Mais à peine sorti du trou, Bidart a parlé de prisonniers politiques, de non-reconnaissance du Pays Basque, sans demander pardon aux familles des victimes. Quel culot !
Les réactions de certains hommes politiques donnent la mesure du sens qu’ils ont de la justice : ils la confondent avec l’inquisition. Filipe doit tout simplement fermer son clapet et se tenir à carreau, l’église républicaine ne supporte pas qu’on lui tienne tête.
Après des titres de presse calomnieux, des déclarations menaçantes, on veut l’apaisement ? On doit pouvoir y contribuer en rappelant leurs devoirs aux forts, pas uniquement en condamnant la violence des faibles.
A-t-on déjà vu le Garde des Sceaux demander aux policiers de présenter leurs excuses lorsqu’ils tirent sur les jeunes des banlieues ? Va-t-on engager des poursuites contre Sarkozy pour avoir traité ces derniers de racaille ? Le policier qui avait tué le militant d’Iparretarrak Didier Lafitte d’une balle dans le dos, a-t-il passé une seule nuit en prison? Et celui qui a laissé Ttotte Etcheveste sur une chaise roulante, va-t-il être jugé un jour ?

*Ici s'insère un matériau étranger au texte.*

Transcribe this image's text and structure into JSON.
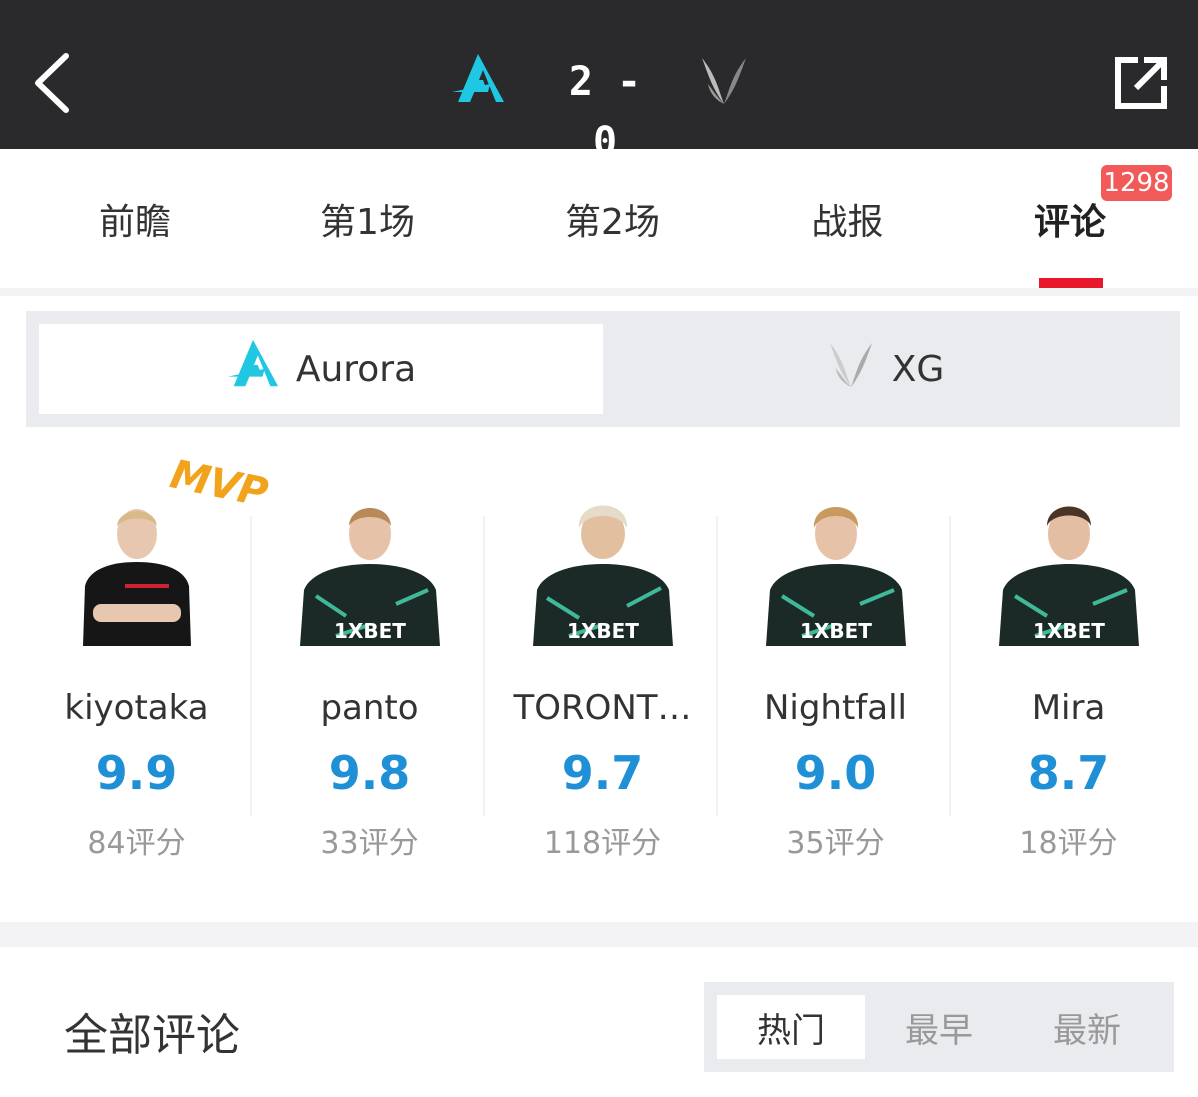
{
  "header": {
    "score": "2 - 0",
    "team_left_icon": "aurora-logo-icon",
    "team_right_icon": "xg-logo-icon",
    "accent": "#20c7e3"
  },
  "tabs": [
    {
      "label": "前瞻"
    },
    {
      "label": "第1场"
    },
    {
      "label": "第2场"
    },
    {
      "label": "战报"
    },
    {
      "label": "评论",
      "active": true,
      "badge": "1298"
    }
  ],
  "team_switch": {
    "options": [
      {
        "label": "Aurora",
        "selected": true
      },
      {
        "label": "XG",
        "selected": false
      }
    ]
  },
  "players": [
    {
      "name": "kiyotaka",
      "rating": "9.9",
      "count": "84评分",
      "mvp": "MVP"
    },
    {
      "name": "panto",
      "rating": "9.8",
      "count": "33评分"
    },
    {
      "name": "TORONT…",
      "rating": "9.7",
      "count": "118评分"
    },
    {
      "name": "Nightfall",
      "rating": "9.0",
      "count": "35评分"
    },
    {
      "name": "Mira",
      "rating": "8.7",
      "count": "18评分"
    }
  ],
  "comments": {
    "title": "全部评论",
    "sort": [
      {
        "label": "热门",
        "selected": true
      },
      {
        "label": "最早",
        "selected": false
      },
      {
        "label": "最新",
        "selected": false
      }
    ]
  }
}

Le maire de Béziers ferait mieux d’aller à la rencontre de Filipe Bidart plutôt que de le traiter comme un individu dangereux. Nous sommes certains qu’il fera connaissance d’un homme intègre, patient et souriant, qui en connaît une tranche sur les misères du monde. Un modèle de dignité, tout comme des centaines d’autres encore en prison, n’en déplaise aux bien-pensants en pleine campagne électorale sur le thème de l’insécurité. Nous serons nombreux à le lui rappeler aujourd’hui.